Kopi Luwak
For Nusamba Wurintara, the most prized arabica coffee beans on
his plantation are not those growing on bushes but the ones he finds among the undergrowth, wedged in the excrement of wild palm civets.
These beans produce kopi luwak, a chocolate flavored coffee that is one of the world’s most prized and expensive brews.
Each morning as he does his rounds of the plantation, Wurintara keeps his eyes open for civet excrement, marking each dropping with a stick so it can be collected and turned into kopi luwak.
“Civets are natural coffee pulping machines,” said Wurintara.
His workers have strict instructions not to clear the neighboring jungle, home to the shy, nocturnal civets, while signs around the plantation warn villagers not to shoot the animals, which are regarded as pests because they sometimes kill the local chickens.
The furry palm civets, which are about the size of a large cat with a more pointed face and a long tail, visit the plantation at night in search of the sweet ripe coffee cherries. They excrete the beans as they leave.
The 500-hectare plantation, which is set in the lush hills about 100 km (60 miles) southeast of Medan, the provincial capital of North Sumatra, produces about 300 tonnes of arabica coffee a year, which sells for $3,600 a tonne.

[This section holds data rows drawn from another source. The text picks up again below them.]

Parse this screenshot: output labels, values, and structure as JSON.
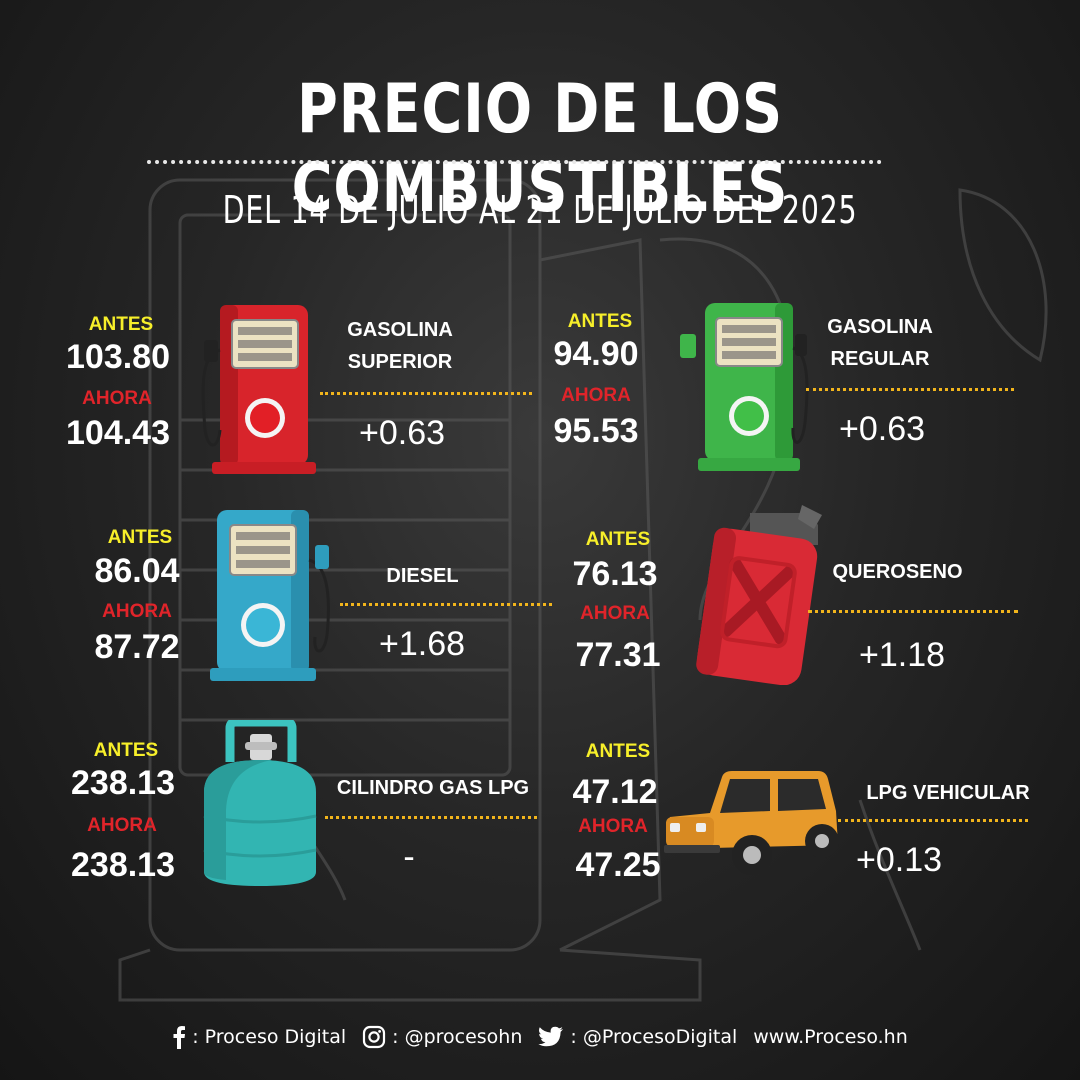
{
  "header": {
    "title": "PRECIO DE LOS COMBUSTIBLES",
    "subtitle": "DEL 14 DE JULIO AL 21 DE JULIO DEL 2025"
  },
  "labels": {
    "antes": "ANTES",
    "ahora": "AHORA"
  },
  "items": [
    {
      "name_line1": "GASOLINA",
      "name_line2": "SUPERIOR",
      "antes": "103.80",
      "ahora": "104.43",
      "change": "+0.63",
      "icon": "red-fuel-pump-icon"
    },
    {
      "name_line1": "GASOLINA",
      "name_line2": "REGULAR",
      "antes": "94.90",
      "ahora": "95.53",
      "change": "+0.63",
      "icon": "green-fuel-pump-icon"
    },
    {
      "name_line1": "DIESEL",
      "antes": "86.04",
      "ahora": "87.72",
      "change": "+1.68",
      "icon": "blue-fuel-pump-icon"
    },
    {
      "name_line1": "QUEROSENO",
      "antes": "76.13",
      "ahora": "77.31",
      "change": "+1.18",
      "icon": "jerry-can-icon"
    },
    {
      "name_line1": "CILINDRO GAS LPG",
      "antes": "238.13",
      "ahora": "238.13",
      "change": "-",
      "icon": "gas-cylinder-icon"
    },
    {
      "name_line1": "LPG VEHICULAR",
      "antes": "47.12",
      "ahora": "47.25",
      "change": "+0.13",
      "icon": "suv-car-icon"
    }
  ],
  "footer": {
    "facebook": ": Proceso Digital",
    "instagram": ": @procesohn",
    "twitter": ": @ProcesoDigital",
    "website": "www.Proceso.hn"
  },
  "colors": {
    "antes": "#f7ef2a",
    "ahora": "#e0242a",
    "dots": "#f2b51c",
    "background": "#262626"
  }
}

But while its crop of kopi luwak in a good year could amount to just 300 kilograms, the beans sell for as much as $100 a kilogram.

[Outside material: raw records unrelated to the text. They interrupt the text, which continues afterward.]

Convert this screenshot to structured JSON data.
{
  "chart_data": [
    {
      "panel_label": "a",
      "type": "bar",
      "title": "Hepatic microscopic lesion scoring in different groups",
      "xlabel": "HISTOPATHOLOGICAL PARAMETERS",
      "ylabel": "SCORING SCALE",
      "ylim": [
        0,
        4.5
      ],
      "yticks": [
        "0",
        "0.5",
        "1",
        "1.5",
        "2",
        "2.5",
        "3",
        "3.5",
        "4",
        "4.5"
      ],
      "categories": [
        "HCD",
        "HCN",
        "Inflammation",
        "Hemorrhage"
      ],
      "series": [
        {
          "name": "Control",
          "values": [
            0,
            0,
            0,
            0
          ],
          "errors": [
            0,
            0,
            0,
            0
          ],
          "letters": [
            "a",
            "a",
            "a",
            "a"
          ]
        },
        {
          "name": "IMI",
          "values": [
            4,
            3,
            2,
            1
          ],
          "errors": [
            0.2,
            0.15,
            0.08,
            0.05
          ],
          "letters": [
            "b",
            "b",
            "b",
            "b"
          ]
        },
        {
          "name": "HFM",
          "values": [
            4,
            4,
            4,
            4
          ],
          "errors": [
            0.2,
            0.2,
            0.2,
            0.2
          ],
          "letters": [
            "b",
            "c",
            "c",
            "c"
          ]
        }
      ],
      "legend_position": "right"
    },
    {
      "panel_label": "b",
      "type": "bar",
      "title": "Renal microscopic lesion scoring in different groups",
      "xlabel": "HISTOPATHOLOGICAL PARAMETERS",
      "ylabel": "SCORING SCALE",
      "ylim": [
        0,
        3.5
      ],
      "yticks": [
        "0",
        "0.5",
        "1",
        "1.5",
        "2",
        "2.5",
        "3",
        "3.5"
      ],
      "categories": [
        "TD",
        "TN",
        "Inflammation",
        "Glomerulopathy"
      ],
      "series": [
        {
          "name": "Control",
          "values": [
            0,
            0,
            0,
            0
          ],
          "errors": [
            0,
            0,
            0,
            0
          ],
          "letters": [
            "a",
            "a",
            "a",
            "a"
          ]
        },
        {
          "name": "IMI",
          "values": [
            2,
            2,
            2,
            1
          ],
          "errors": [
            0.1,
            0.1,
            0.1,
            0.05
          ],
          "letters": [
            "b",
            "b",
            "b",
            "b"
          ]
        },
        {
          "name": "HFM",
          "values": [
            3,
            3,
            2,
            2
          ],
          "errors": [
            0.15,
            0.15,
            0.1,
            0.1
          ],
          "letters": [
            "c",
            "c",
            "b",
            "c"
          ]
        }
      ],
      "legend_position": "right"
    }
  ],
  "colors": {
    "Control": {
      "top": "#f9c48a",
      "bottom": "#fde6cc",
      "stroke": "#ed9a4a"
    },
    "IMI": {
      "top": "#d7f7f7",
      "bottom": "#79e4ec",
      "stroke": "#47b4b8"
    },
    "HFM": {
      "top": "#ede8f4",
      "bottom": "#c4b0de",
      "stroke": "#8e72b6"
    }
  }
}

Merchants sell unroasted arabica civet coffee for up to $500 a kilogram — five times the price of highly-prized Jamaican Blue Mountain. In the United States, this unusual Indonesian bean fetches as much as $1,200 a kg.
CHOCOLATY FLAVOUR
Intrigued by kopi luwak’s mythical status, chemist M.F. Marcone traveled to Sumatra in 2004 to collect the beans for analysis.

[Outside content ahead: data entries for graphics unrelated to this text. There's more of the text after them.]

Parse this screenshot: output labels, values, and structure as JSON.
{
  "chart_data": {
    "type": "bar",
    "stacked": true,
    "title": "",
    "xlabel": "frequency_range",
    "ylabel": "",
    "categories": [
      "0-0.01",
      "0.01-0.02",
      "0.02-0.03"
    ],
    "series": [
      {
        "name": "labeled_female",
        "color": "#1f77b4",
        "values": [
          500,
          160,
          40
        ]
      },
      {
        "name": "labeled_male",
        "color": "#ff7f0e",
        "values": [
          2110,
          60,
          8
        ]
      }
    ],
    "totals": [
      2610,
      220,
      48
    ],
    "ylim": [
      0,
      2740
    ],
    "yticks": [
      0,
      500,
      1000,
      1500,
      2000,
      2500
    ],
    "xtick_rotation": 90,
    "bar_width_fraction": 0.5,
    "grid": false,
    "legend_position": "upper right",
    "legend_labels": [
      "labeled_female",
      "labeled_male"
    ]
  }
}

“As the beans enter the civet’s digestive system, an enzyme which breaks proteins into smaller parts interacts with the beans,” said Marcone, an assistant professor at the department of food science at Canada’s University of Guelph.
“The smaller protein will then react with the beans’ carbohydrate or sugar during roasting, giving kopi luwak its famous, chocolaty, earthy and musty flavor,” Marcone explained.
Kopi Luwak stands out in the world’s fourth-largest coffee producer, where connoisseurs can enjoy a wide range of flavors.
Wirawan Tjahjadi, owner of Kopi Bali House, a coffee shop in the upmarket Sanur beach on the island resort of Bali, sells the civet brew for 200,000 rupiah ($21.30) for a pot — enough to fill three espresso cups.
“People who are curious about the taste of civet coffee don’t mind paying the high prices,” he remarked.
But some coffee experts question whether civet coffee deserves its reputation as one of the world’s greatest coffees.
“Kopi Luwak has unpredictable and inconsistent taste after roasting, mainly because of civets’ wide array of diet which includes small rodents, eggs and fruits,” said Alun Evans, who owns a coffee roaster in West Java.
“It is in many ways a novelty item. It’s like going to a circus. It’s entertainment not a serious coffee,” he added.